AI code generators start with a specification—a model of reality—and generate forward from it. But they struggle with the nuanced understanding of reality required to test that model against actual behavior, identify where it breaks down, and reason backward to understand why.
The Path Forward
This doesn't mean we should only use AI for code generation and leave software operations to humans. It just means we need to evolve our thinking. The industry made a massive leap from simple autocomplete to conversational code generation—a complete workflow transformation. We need an equivalent transformation for the analytical, debugging, and maintenance phases of software development.
Many tools address modern code tasks, yet they operate in isolation. They are moderately improving an existing process versus re-imagining a new process from scratch.

You can get incremental gains from a better AI-powered code review system, or with agentic SRE, but the biggest advances will come from tools that rethink the entire software operations process, not just enhance an existing princess. Successful AI tools must reverse-engineer, enumerate, and help developers find sources of unexpected behavior. Besides being artistic builders, they will also need to be scientific investigators. They'll examine the problem as a whole, not in isolation.

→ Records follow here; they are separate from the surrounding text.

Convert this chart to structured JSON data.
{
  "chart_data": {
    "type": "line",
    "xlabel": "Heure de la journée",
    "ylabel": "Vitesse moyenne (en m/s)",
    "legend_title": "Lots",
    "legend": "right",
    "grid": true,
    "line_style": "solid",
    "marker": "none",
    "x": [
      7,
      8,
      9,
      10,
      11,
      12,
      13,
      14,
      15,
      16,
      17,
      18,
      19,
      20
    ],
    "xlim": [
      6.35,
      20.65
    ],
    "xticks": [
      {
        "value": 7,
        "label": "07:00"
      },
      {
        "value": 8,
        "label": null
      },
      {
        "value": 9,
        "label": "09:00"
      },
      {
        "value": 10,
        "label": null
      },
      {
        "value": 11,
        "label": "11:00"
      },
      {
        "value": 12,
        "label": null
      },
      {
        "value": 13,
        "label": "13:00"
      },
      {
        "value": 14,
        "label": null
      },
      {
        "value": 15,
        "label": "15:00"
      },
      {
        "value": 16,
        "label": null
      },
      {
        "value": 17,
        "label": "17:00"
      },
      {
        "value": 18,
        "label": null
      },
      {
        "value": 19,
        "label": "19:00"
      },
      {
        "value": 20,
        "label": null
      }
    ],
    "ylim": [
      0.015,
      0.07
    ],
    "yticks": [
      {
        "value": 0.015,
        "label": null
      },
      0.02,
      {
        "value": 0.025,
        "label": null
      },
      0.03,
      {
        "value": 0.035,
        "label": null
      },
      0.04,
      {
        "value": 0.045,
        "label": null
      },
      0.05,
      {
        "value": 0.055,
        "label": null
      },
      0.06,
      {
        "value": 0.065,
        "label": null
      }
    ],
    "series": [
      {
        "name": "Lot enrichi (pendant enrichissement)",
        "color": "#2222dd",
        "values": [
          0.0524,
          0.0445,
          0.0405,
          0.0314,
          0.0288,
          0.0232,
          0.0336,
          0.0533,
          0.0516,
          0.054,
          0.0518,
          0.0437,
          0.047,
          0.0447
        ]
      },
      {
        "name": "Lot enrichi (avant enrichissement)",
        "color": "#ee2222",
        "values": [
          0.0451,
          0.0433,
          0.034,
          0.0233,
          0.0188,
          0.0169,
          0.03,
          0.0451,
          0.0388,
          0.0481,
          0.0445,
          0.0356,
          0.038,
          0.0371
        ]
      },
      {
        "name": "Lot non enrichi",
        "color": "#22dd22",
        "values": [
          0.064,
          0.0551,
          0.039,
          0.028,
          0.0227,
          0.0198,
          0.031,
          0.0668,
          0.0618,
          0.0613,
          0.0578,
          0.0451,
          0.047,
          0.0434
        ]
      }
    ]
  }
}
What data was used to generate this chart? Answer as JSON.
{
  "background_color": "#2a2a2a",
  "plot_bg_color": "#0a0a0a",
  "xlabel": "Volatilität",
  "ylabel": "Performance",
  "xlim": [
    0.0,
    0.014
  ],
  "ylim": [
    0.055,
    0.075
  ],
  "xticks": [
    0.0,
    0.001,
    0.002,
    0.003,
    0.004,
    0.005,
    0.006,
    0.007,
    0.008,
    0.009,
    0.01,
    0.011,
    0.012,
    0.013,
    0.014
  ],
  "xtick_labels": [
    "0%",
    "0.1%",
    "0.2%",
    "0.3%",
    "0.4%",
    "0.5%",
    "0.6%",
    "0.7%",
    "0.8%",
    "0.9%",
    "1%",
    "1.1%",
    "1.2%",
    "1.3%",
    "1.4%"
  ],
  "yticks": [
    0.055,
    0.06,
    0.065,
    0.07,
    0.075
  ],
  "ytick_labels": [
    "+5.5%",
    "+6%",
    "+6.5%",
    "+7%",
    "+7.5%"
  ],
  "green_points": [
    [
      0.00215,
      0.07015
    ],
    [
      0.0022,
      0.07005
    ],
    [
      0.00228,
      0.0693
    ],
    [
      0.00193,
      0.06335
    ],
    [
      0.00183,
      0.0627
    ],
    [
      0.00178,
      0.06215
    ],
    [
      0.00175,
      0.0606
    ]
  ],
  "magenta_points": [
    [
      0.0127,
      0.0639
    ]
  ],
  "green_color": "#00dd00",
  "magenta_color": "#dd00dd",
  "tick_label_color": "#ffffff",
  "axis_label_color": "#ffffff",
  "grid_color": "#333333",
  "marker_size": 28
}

In the meantime, anticipate great prototypes and annoying production issues. This cognitive disconnect is here to stay, as it's key to how these systems operate. Understanding it is the first step toward building the next generation of tools that can finally deliver on the productivity promises of AI-assisted software development.
The models that can master both the art of building up and the science of building down while rethinking the entire SDLC won't just change how we code. They'll change what's possible to build and maintain at scale.